Wednesday, January 11, 2017

Obamacare's death spiral in Georgia

The numbers are eye-popping:

67% -- Humana
51% -- Harken Health 
21% -- Blue Cross and Blue Shield
21% -- Alliant
18% -- Kaiser Permanente
14% -- Ambetter

Those were the rate increases approved by the state of Georgia for the 2017 Obamacare insurance plans from the remaining major insurers now that Aetna has pulled out to try to blackmail the government into approving its merger with Humana.
Of special note, Humana and Blue Cross. 
Humana's increase is, in part, the counterpart of Aetna's withdrawal but also, in my area, Humana offers the best insurance plans, with the most comprehensive coverage and highest-quality, least-restrictive networks of providers. And that is clearly proving to not be a viable business model.
Blue Cross is the largest and "default" provider as it has offers insurance across the entire state.
Why the huge increases? Undoubtedly, there is no small amount of price-gouging and profiteering going on, but mostly, the people getting insurance are sicker than anticipated.
Healthier people without insurance are rolling the dice, not buying insurance at all or dropping it once they've had their yearly exam and discovered there's nothing wrong with them. Similarly, couples planning to have children plan their insurance purchases accordingly.
You could, of course, find yourself without insurance and with a catastrophic illness mid-year, but even then there are ways to game the system, for example by moving to another county or another state (at least insofar as your mailing address goes), which will trigger a special enrollment period.
Why would people do this? Well, look at my case.
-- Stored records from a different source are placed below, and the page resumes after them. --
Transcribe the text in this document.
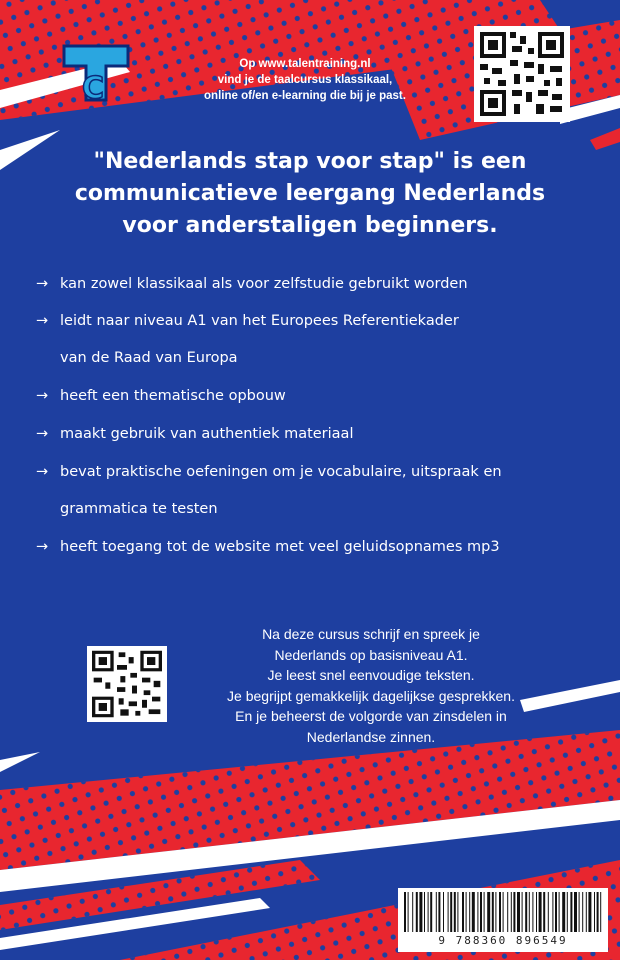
C
Op www.talentraining.nl
vind je de taalcursus klassikaal,
online of/en e-learning die bij je past.
"Nederlands stap voor stap" is een
communicatieve leergang Nederlands
voor anderstaligen beginners.
→ kan zowel klassikaal als voor zelfstudie gebruikt worden
→ leidt naar niveau A1 van het Europees Referentiekader
van de Raad van Europa
→ heeft een thematische opbouw
→ maakt gebruik van authentiek materiaal
→ bevat praktische oefeningen om je vocabulaire, uitspraak en
grammatica te testen
→ heeft toegang tot de website met veel geluidsopnames mp3
Na deze cursus schrijf en spreek je
Nederlands op basisniveau A1.
Je leest snel eenvoudige teksten.
Je begrijpt gemakkelijk dagelijkse gesprekken.
En je beheerst de volgorde van zinsdelen in
Nederlandse zinnen.
9 788360 896549
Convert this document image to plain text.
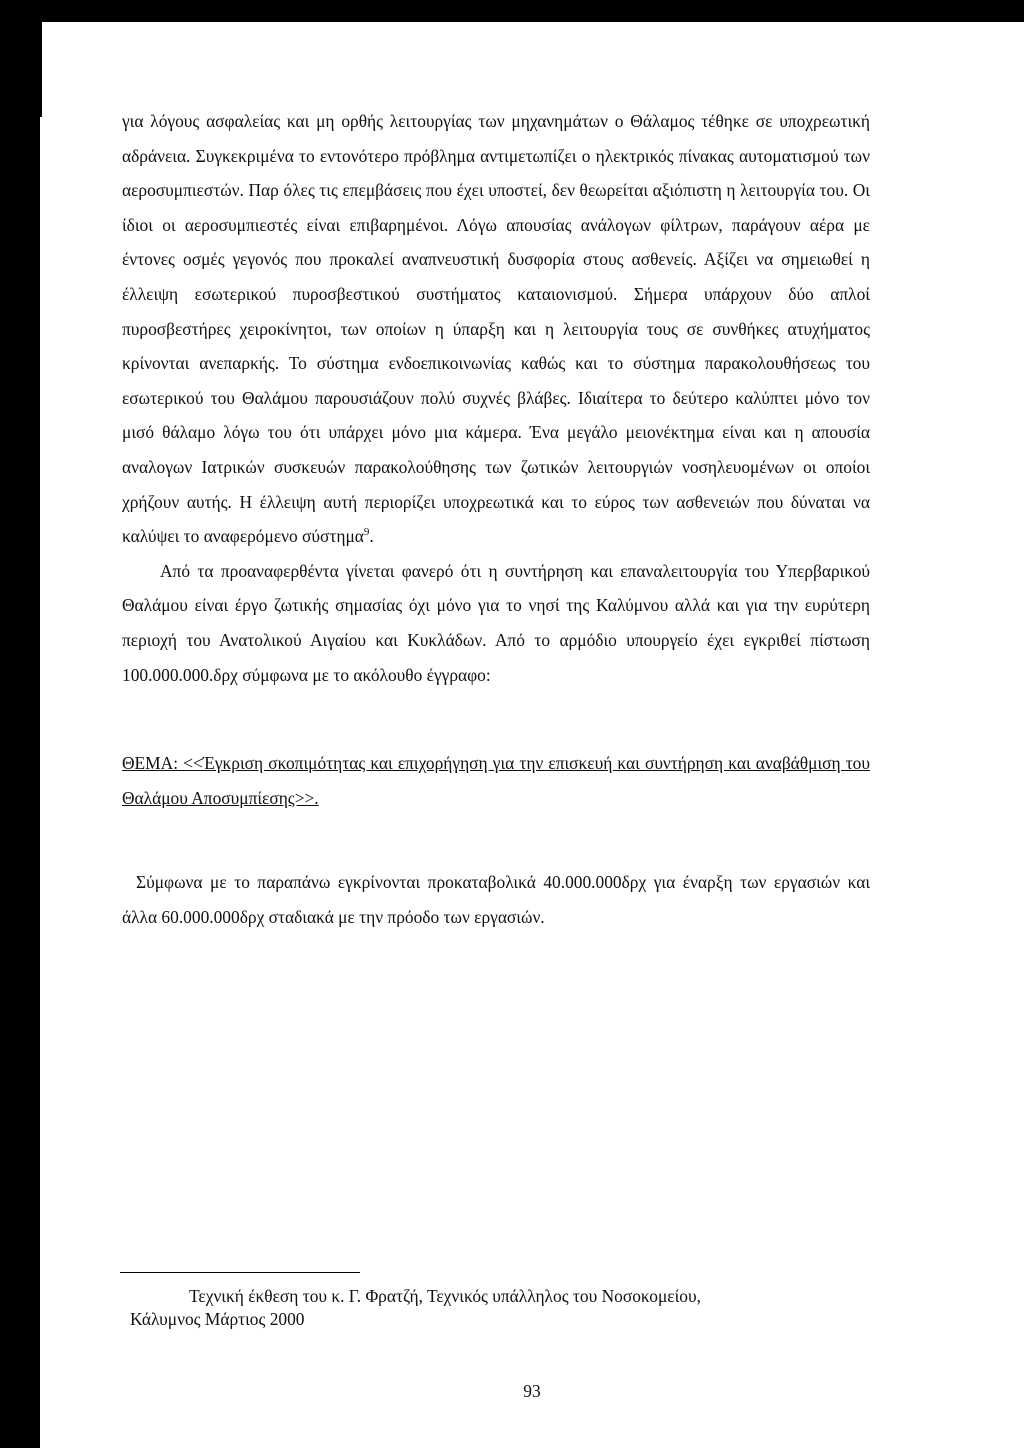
για λόγους ασφαλείας και μη ορθής λειτουργίας των μηχανημάτων ο Θάλαμος τέθηκε σε υποχρεωτική αδράνεια. Συγκεκριμένα το εντονότερο πρόβλημα αντιμετωπίζει ο ηλεκτρικός πίνακας αυτοματισμού των αεροσυμπιεστών. Παρ όλες τις επεμβάσεις που έχει υποστεί, δεν θεωρείται αξιόπιστη η λειτουργία του. Οι ίδιοι οι αεροσυμπιεστές είναι επιβαρημένοι. Λόγω απουσίας ανάλογων φίλτρων, παράγουν αέρα με έντονες οσμές γεγονός που προκαλεί αναπνευστική δυσφορία στους ασθενείς. Αξίζει να σημειωθεί η έλλειψη εσωτερικού πυροσβεστικού συστήματος καταιονισμού. Σήμερα υπάρχουν δύο απλοί πυροσβεστήρες χειροκίνητοι, των οποίων η ύπαρξη και η λειτουργία τους σε συνθήκες ατυχήματος κρίνονται ανεπαρκής. Το σύστημα ενδοεπικοινωνίας καθώς και το σύστημα παρακολουθήσεως του εσωτερικού του Θαλάμου παρουσιάζουν πολύ συχνές βλάβες. Ιδιαίτερα το δεύτερο καλύπτει μόνο τον μισό θάλαμο λόγω του ότι υπάρχει μόνο μια κάμερα. Ένα μεγάλο μειονέκτημα είναι και η απουσία αναλογων Ιατρικών συσκευών παρακολούθησης των ζωτικών λειτουργιών νοσηλευομένων οι οποίοι χρήζουν αυτής. Η έλλειψη αυτή περιορίζει υποχρεωτικά και το εύρος των ασθενειών που δύναται να καλύψει το αναφερόμενο σύστημα$^9$.

Από τα προαναφερθέντα γίνεται φανερό ότι η συντήρηση και επαναλειτουργία του Υπερβαρικού Θαλάμου είναι έργο ζωτικής σημασίας όχι μόνο για το νησί της Καλύμνου αλλά και για την ευρύτερη περιοχή του Ανατολικού Αιγαίου και Κυκλάδων. Από το αρμόδιο υπουργείο έχει εγκριθεί πίστωση 100.000.000.δρχ σύμφωνα με το ακόλουθο έγγραφο:

ΘΕΜΑ: <<Έγκριση σκοπιμότητας και επιχορήγηση για την επισκευή και συντήρηση και αναβάθμιση του Θαλάμου Αποσυμπίεσης>>.

Σύμφωνα με το παραπάνω εγκρίνονται προκαταβολικά 40.000.000δρχ για έναρξη των εργασιών και άλλα 60.000.000δρχ σταδιακά με την πρόοδο των εργασιών.

Τεχνική έκθεση του κ. Γ. Φρατζή, Τεχνικός υπάλληλος του Νοσοκομείου,

Κάλυμνος Μάρτιος 2000

93
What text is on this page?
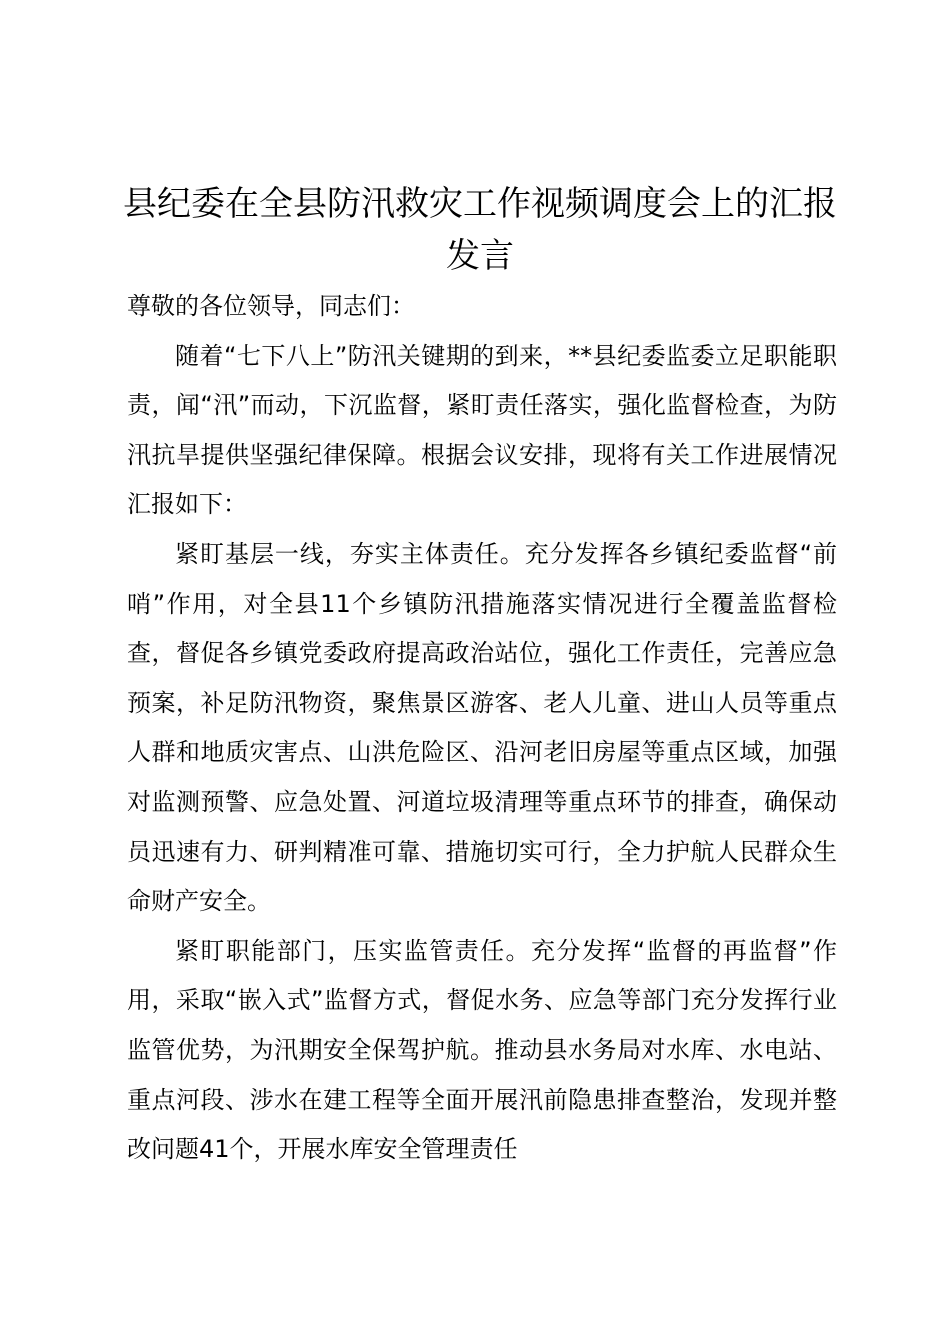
县纪委在全县防汛救灾工作视频调度会上的汇报发言

尊敬的各位领导，同志们：

随着“七下八上”防汛关键期的到来，**县纪委监委立足职能职责，闻“汛”而动，下沉监督，紧盯责任落实，强化监督检查，为防汛抗旱提供坚强纪律保障。根据会议安排，现将有关工作进展情况汇报如下：

紧盯基层一线，夯实主体责任。充分发挥各乡镇纪委监督“前哨”作用，对全县11个乡镇防汛措施落实情况进行全覆盖监督检查，督促各乡镇党委政府提高政治站位，强化工作责任，完善应急预案，补足防汛物资，聚焦景区游客、老人儿童、进山人员等重点人群和地质灾害点、山洪危险区、沿河老旧房屋等重点区域，加强对监测预警、应急处置、河道垃圾清理等重点环节的排查，确保动员迅速有力、研判精准可靠、措施切实可行，全力护航人民群众生命财产安全。

紧盯职能部门，压实监管责任。充分发挥“监督的再监督”作用，采取“嵌入式”监督方式，督促水务、应急等部门充分发挥行业监管优势，为汛期安全保驾护航。推动县水务局对水库、水电站、重点河段、涉水在建工程等全面开展汛前隐患排查整治，发现并整改问题41个，开展水库安全管理责任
I was 64 at the beginning of the year, and could have bought the absolutely worse individual Obamacare plan for about $525/month, or $6,300 a year, with a $6,700 deductible.
In other words, over a year's time I'd have to spend $13,000 BEFORE the very rock-bottom p-o-s Obamacare plan paid one penny.
If you're sick, of course, you don't buy the $6,300/year plan but the most comprehensive, most expensive plan on offer, in my area, probably one from Humana.
But that means terribly sick people tend to migrate towards Humana, raising its costs (and therefore its request for a huge jump in premiums).
Ambetter (aka Peach State) is asking for the lower increase because they're the ones that offer junk insurance, but even so, they're raising rates an order of magnitude above the overall rate of inflation.
The Republican critique of Obamacare is essentially correct: healthy people will figure out how to avoid the huge insurance premiums or simply choose to pay the (much lower) tax penalty (2% of income) for not having insurance. 
Sick people will sign up for insurance, driving rates ever higher. The higher the rates, the fewer people that are not as sick sign up the next year. That is the "death spiral" and even after only a couple of years, it is clearly evident.
This effect is especially noticeable in a Republican-dominated state like Georgia where there was no broadening of the layer of people covered by insurance through Medicaid.
A "public option" is no solution. It may well prove to be a political trap. To the degree it would be cheaper than private insurance, this choice would drive other insurers out of the market. But even then, the same logic that undermines private insurance would apply to the public option insurance offering. Especially as you get older, and the premiums get much more expensive, you try to figure out how to game the system so as not to buy insurance until you *really* need it. But when you do, you tend to get the "luxury" plan with the best and broadest network of providers and most comprehensive coverage.
The biggest problem in the United States is not the cost of medical insurance but the cost of medical care. We are spending one-sixth or more of GDP on medical care, about half again as much as the next closest country and almost twice as much as the average of the so-called "Western" democracies (Western Europe, USA, Canada, Japan, Australia and New Zealand). One obvious place to cut costs is in administration. For example, according to a good friend who is in a supervisory position in nursing in a hospital, they spend several dollars' worth of effort tracking who should be billed for each and every aspirin, each of which is worth less than one cent. The billing and payments system in health care includes not just the 20% overhead & profits included in insurance premiums, but the costs to doctors, hospitals, labs and so on of complying with the billing practices of each payer. The small (half dozen) group of doctors that my primary care physician belongs to has six people in administrative roles, three of them almost exclusively dedicated to billing and insurance. In addition to which, the nurses and doctors themselves spend a great deal of their time complying with insurance requirements.
A second place to cut costs is pharmaceuticals. First, all advertising and promotion of prescription drugs to the public at large should be banned, just like it is in all other industrialized countries (except New Zealand). 
Second, either there is marketplace price regulation through the existence of at least four or five providers of the same drug, OR there is government price regulation. And international pricing should be used as a yardstick. If the rule becomes, you cannot go over an additional 10% or 20% more than in Canada or Britain or the Western European average price, the costs of our prescription drugs would plummet.